Se quedaron pasmados y huyeron por la calle que llevaba el nombre de un torero al que un toro mató de una cornada traicionera en pleno corazón, así como suena.

Cuando se vio abandonado, sin disfrute futuro de poligamia –luego se enteraría que el apóstol de aquella causa ya la había abolido—pronunció la frase más corta de su vida y a la que los jesuitas no le habían acostumbrado:

--¡Puta vida!

No servía para ser mormón y después de haber decidido que la Iglesia Católica no le convenía tampoco y haber seguido sus relaciones con Jesús por libre, volvió a repetir:

-¡Puta vida! Y se desmayó.

Uno de los misioneros le hizo el boca a boca. Se casaron y fueron felices, pero que muy felices pero sin hijos a los que aterrorizar, ya que él, el rubio, no quería oír más que de adoptar un camboyano descendiente de cuando los jemeres rojos implantaron el horror en Camboya.

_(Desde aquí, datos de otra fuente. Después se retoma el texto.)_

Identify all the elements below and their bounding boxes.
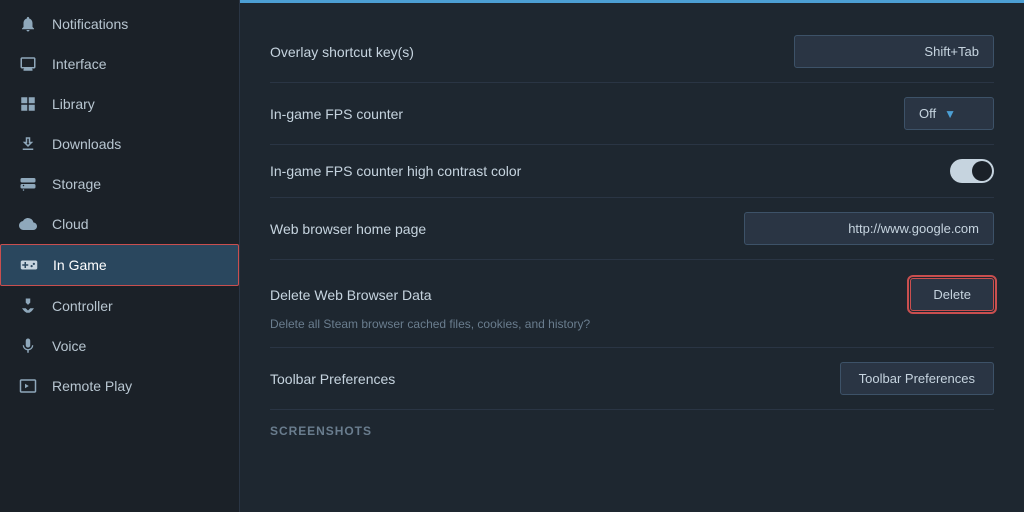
toolbar-prefs-label: Toolbar Preferences bbox=[270, 371, 840, 387]
fps-counter-dropdown[interactable]: Off ▼ bbox=[904, 97, 994, 130]
sidebar-item-label-notifications: Notifications bbox=[52, 16, 128, 32]
content-area: Overlay shortcut key(s) Shift+Tab In-gam… bbox=[240, 3, 1024, 462]
fps-contrast-control bbox=[950, 159, 994, 183]
sidebar-item-label-library: Library bbox=[52, 96, 95, 112]
toolbar-prefs-row: Toolbar Preferences Toolbar Preferences bbox=[270, 348, 994, 410]
download-icon bbox=[18, 134, 38, 154]
overlay-shortcut-control: Shift+Tab bbox=[794, 35, 994, 68]
web-browser-control: http://www.google.com bbox=[744, 212, 994, 245]
delete-browser-button[interactable]: Delete bbox=[910, 278, 994, 311]
sidebar-item-library[interactable]: Library bbox=[0, 84, 239, 124]
screenshots-section-header: SCREENSHOTS bbox=[270, 410, 994, 444]
web-browser-label: Web browser home page bbox=[270, 221, 744, 237]
controller-icon bbox=[18, 296, 38, 316]
toolbar-prefs-button[interactable]: Toolbar Preferences bbox=[840, 362, 994, 395]
sidebar: Notifications Interface Library Download… bbox=[0, 0, 240, 512]
toolbar-prefs-control: Toolbar Preferences bbox=[840, 362, 994, 395]
stream-icon bbox=[18, 376, 38, 396]
sidebar-item-label-downloads: Downloads bbox=[52, 136, 121, 152]
sidebar-item-controller[interactable]: Controller bbox=[0, 286, 239, 326]
sidebar-item-notifications[interactable]: Notifications bbox=[0, 4, 239, 44]
delete-browser-label: Delete Web Browser Data bbox=[270, 287, 910, 303]
fps-contrast-toggle[interactable] bbox=[950, 159, 994, 183]
fps-counter-control: Off ▼ bbox=[904, 97, 994, 130]
sidebar-item-voice[interactable]: Voice bbox=[0, 326, 239, 366]
ingame-icon bbox=[19, 255, 39, 275]
sidebar-item-remoteplay[interactable]: Remote Play bbox=[0, 366, 239, 406]
monitor-icon bbox=[18, 54, 38, 74]
fps-counter-label: In-game FPS counter bbox=[270, 106, 904, 122]
web-browser-row: Web browser home page http://www.google.… bbox=[270, 198, 994, 260]
mic-icon bbox=[18, 336, 38, 356]
grid-icon bbox=[18, 94, 38, 114]
delete-browser-row: Delete Web Browser Data Delete Delete al… bbox=[270, 260, 994, 348]
main-content: Overlay shortcut key(s) Shift+Tab In-gam… bbox=[240, 0, 1024, 512]
sidebar-item-label-interface: Interface bbox=[52, 56, 106, 72]
fps-contrast-row: In-game FPS counter high contrast color bbox=[270, 145, 994, 198]
sidebar-item-downloads[interactable]: Downloads bbox=[0, 124, 239, 164]
sidebar-item-label-controller: Controller bbox=[52, 298, 113, 314]
sidebar-item-ingame[interactable]: In Game bbox=[0, 244, 239, 286]
fps-counter-row: In-game FPS counter Off ▼ bbox=[270, 83, 994, 145]
fps-contrast-label: In-game FPS counter high contrast color bbox=[270, 163, 950, 179]
sidebar-item-cloud[interactable]: Cloud bbox=[0, 204, 239, 244]
bell-icon bbox=[18, 14, 38, 34]
sidebar-item-label-remoteplay: Remote Play bbox=[52, 378, 132, 394]
sidebar-item-label-ingame: In Game bbox=[53, 257, 107, 273]
overlay-shortcut-input[interactable]: Shift+Tab bbox=[794, 35, 994, 68]
sidebar-item-label-cloud: Cloud bbox=[52, 216, 89, 232]
sidebar-item-storage[interactable]: Storage bbox=[0, 164, 239, 204]
web-browser-input[interactable]: http://www.google.com bbox=[744, 212, 994, 245]
sidebar-item-label-voice: Voice bbox=[52, 338, 86, 354]
chevron-down-icon: ▼ bbox=[944, 107, 956, 121]
overlay-shortcut-row: Overlay shortcut key(s) Shift+Tab bbox=[270, 21, 994, 83]
cloud-icon bbox=[18, 214, 38, 234]
overlay-shortcut-label: Overlay shortcut key(s) bbox=[270, 44, 794, 60]
sidebar-item-interface[interactable]: Interface bbox=[0, 44, 239, 84]
delete-browser-sub: Delete all Steam browser cached files, c… bbox=[270, 315, 994, 337]
storage-icon bbox=[18, 174, 38, 194]
sidebar-item-label-storage: Storage bbox=[52, 176, 101, 192]
fps-counter-value: Off bbox=[919, 106, 936, 121]
delete-browser-top: Delete Web Browser Data Delete bbox=[270, 270, 994, 315]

Se pusieron finalmente de acuerdo y adoptaron un burrito, el más inteligente de la manada encontrada en una finca de Huelva, sur de España, que no tardó en liarse con una vaca suiza recién llegada de vacaciones de Helvetia, otrora llamada Suiza.

Fueron felices hasta el empacho y hasta acabó de aprender norteamericano de Connecticut.